The group setting, or forest, has an uneven number of trees, usually of the same style and species with variation in size. Here are some simple facts from two important Bonsai textbooks that can be helpful when making a forest planting. 

From Bonsai by Deborah R. Koreshoff and Bonsai Techniques I John Naka. 

(1) Odd number when using 3-9 trees. When the numbers are more than 9 it is sometimes called multiple plantings. If many trees are used, it is acceptable to use an even number. 

(2) The trees are placed off center 1⁄3 of the way along the pot creating asymmetry. 

(3) Trees should all slant in the same direction. One exception to this rule is the fanned out setting. 

(4) If the direction of the slant is to the right, the largest tree and greatest number should be planted on the left, while the smallest trees and the more spacious feeling should exist on the right. 
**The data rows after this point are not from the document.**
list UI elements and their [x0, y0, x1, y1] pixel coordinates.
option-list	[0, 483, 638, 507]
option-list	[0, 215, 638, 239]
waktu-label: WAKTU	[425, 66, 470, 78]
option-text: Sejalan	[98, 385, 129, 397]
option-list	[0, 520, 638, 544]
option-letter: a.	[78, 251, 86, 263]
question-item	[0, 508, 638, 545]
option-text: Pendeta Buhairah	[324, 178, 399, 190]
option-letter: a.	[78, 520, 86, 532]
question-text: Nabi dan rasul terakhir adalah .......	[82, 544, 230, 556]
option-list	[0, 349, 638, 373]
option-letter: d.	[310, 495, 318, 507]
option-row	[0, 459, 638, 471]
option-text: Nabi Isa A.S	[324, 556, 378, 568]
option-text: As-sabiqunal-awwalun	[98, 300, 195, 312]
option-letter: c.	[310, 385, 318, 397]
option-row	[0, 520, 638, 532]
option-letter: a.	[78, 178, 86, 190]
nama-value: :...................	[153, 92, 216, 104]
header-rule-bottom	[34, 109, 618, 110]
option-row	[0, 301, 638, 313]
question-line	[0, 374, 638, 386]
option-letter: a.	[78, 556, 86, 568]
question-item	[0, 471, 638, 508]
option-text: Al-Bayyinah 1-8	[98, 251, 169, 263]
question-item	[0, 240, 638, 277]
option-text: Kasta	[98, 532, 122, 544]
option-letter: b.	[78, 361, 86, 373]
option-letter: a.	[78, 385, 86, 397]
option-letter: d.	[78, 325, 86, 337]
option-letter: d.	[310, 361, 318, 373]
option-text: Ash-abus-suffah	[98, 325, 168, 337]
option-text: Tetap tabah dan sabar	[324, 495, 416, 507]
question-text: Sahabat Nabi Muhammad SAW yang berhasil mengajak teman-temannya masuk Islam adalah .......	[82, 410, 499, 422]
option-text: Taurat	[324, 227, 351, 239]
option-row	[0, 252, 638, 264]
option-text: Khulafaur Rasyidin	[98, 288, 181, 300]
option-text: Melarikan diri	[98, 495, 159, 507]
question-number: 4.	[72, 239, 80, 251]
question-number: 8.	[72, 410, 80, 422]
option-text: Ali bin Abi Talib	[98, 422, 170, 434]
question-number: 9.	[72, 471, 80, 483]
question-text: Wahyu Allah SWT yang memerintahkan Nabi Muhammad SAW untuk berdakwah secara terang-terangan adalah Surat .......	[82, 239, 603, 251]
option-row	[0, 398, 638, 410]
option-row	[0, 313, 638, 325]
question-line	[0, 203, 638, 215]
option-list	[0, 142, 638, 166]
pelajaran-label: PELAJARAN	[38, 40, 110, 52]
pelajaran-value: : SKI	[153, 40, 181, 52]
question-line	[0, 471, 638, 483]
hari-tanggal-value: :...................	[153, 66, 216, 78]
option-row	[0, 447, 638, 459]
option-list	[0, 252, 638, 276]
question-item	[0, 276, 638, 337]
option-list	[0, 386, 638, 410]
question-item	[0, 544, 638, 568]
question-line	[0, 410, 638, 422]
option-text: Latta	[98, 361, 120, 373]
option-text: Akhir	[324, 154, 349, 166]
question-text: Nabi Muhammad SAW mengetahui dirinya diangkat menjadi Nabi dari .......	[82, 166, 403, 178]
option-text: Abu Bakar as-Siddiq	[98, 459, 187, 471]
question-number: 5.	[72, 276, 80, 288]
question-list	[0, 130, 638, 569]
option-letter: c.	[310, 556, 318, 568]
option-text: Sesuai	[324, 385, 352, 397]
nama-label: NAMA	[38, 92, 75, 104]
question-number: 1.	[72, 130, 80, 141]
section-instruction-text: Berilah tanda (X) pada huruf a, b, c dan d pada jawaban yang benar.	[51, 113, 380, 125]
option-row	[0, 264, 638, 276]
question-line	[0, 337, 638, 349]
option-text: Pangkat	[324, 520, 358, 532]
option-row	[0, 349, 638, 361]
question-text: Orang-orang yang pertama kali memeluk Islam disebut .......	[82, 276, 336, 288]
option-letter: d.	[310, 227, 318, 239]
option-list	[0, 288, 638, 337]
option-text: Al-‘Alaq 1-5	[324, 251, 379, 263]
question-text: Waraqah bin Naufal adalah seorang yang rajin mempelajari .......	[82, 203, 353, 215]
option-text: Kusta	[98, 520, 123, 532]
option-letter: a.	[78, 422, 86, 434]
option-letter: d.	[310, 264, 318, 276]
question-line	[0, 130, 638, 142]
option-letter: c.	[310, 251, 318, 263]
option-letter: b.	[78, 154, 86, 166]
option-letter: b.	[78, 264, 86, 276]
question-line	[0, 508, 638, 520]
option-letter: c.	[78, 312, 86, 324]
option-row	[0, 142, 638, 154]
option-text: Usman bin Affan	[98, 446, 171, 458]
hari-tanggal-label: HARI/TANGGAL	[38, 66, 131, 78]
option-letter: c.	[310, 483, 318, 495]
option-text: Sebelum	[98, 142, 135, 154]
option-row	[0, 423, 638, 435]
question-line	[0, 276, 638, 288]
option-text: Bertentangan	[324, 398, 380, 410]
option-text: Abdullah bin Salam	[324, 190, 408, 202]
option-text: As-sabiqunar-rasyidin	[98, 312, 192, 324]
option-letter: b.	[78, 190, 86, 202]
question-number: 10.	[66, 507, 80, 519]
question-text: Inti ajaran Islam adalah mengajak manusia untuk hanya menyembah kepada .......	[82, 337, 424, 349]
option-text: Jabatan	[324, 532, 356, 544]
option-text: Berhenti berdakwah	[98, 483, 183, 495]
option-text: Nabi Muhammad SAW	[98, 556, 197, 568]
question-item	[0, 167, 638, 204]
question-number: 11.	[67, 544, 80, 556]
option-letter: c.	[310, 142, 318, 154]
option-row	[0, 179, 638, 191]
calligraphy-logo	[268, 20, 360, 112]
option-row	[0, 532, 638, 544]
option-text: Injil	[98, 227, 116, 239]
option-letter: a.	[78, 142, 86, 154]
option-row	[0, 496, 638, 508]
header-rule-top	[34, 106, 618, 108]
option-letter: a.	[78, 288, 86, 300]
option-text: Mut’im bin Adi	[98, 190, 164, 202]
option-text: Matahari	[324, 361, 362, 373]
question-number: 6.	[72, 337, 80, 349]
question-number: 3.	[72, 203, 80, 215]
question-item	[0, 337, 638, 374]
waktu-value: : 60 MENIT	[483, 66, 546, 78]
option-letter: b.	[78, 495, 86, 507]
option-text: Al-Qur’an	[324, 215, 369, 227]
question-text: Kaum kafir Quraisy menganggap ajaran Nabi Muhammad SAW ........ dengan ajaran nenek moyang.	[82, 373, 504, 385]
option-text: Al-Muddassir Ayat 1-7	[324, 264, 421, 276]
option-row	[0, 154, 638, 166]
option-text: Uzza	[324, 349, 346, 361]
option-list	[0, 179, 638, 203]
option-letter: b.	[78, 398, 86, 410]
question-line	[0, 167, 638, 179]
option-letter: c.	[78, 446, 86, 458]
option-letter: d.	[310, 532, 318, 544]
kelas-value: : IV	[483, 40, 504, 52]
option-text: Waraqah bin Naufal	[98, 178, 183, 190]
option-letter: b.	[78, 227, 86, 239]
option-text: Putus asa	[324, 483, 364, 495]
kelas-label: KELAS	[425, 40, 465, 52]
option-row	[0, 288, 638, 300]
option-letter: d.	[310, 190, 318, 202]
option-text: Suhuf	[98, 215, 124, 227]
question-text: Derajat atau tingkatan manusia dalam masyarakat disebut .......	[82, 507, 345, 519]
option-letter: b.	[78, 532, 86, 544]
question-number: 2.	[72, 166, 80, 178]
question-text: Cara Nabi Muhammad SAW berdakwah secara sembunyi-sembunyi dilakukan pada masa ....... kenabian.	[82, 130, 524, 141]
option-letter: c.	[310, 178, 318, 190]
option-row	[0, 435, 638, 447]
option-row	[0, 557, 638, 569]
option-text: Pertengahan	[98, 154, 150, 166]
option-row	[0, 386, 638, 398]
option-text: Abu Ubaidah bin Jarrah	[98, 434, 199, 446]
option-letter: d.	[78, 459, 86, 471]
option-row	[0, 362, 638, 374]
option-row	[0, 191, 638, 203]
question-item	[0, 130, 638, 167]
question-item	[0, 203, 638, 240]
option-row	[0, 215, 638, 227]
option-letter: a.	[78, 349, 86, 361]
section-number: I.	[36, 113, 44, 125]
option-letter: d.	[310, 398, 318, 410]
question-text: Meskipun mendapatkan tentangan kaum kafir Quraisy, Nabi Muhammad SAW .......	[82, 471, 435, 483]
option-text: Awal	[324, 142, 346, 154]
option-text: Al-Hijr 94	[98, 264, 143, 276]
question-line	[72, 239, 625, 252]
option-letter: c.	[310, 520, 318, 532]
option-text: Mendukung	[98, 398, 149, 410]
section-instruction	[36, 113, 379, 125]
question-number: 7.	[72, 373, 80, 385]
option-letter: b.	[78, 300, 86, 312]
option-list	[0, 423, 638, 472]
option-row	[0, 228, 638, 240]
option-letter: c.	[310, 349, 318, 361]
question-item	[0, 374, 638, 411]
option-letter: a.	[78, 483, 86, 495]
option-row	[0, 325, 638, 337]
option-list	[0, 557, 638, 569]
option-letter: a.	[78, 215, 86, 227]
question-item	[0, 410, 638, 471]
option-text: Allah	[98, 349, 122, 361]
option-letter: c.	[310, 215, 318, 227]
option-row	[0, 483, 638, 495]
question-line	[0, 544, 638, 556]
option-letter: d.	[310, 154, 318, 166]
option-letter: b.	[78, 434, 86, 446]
(5) Height should be different as well as trunk thickness as this will create depth. 

(6) When viewing from the front and the side, no two trees should be in line. These points create depth and variety which are found in nature. 

(7) Choice of container is in relation to the size of the tallest tree. The container should be abut 2⁄3 the size of the longest tree.  Generally it is oval, rectangular, or free-form and of shallow depth. Medium depth pots are used for thick stocky trees.

(1) First work out a design you are aiming for on paper. Roughly sketch the position of your trees and the most important ones are the #1, #2, and #3 trees since they will give you the general direction of your asymmetrical triangle. 

(2) Remember that the tallest trees are in front, medium trees are in the middle and the smallest are in the back. This will give a better perspective (a close up view forest will have the trees placed in reverse order). 

(3) Begin to style your main tree, even #2. 

(4) Prepare your pot with the necessary tie downs using wire or string. 

(5) Remove your trees from the nursery pots and root prune. Place them in the pot in their positions. 

(6) If you are satisfied with their position, tie them down and fill the pot with Bonsai soil. 

(7) Make any other additions such as a “stream”, or rocks, or other decorative material. However, there are those that say to resist the desire to add figurines if you wish your design to be in the Japanese mode, otherwise, it will be a Chinese Penjing.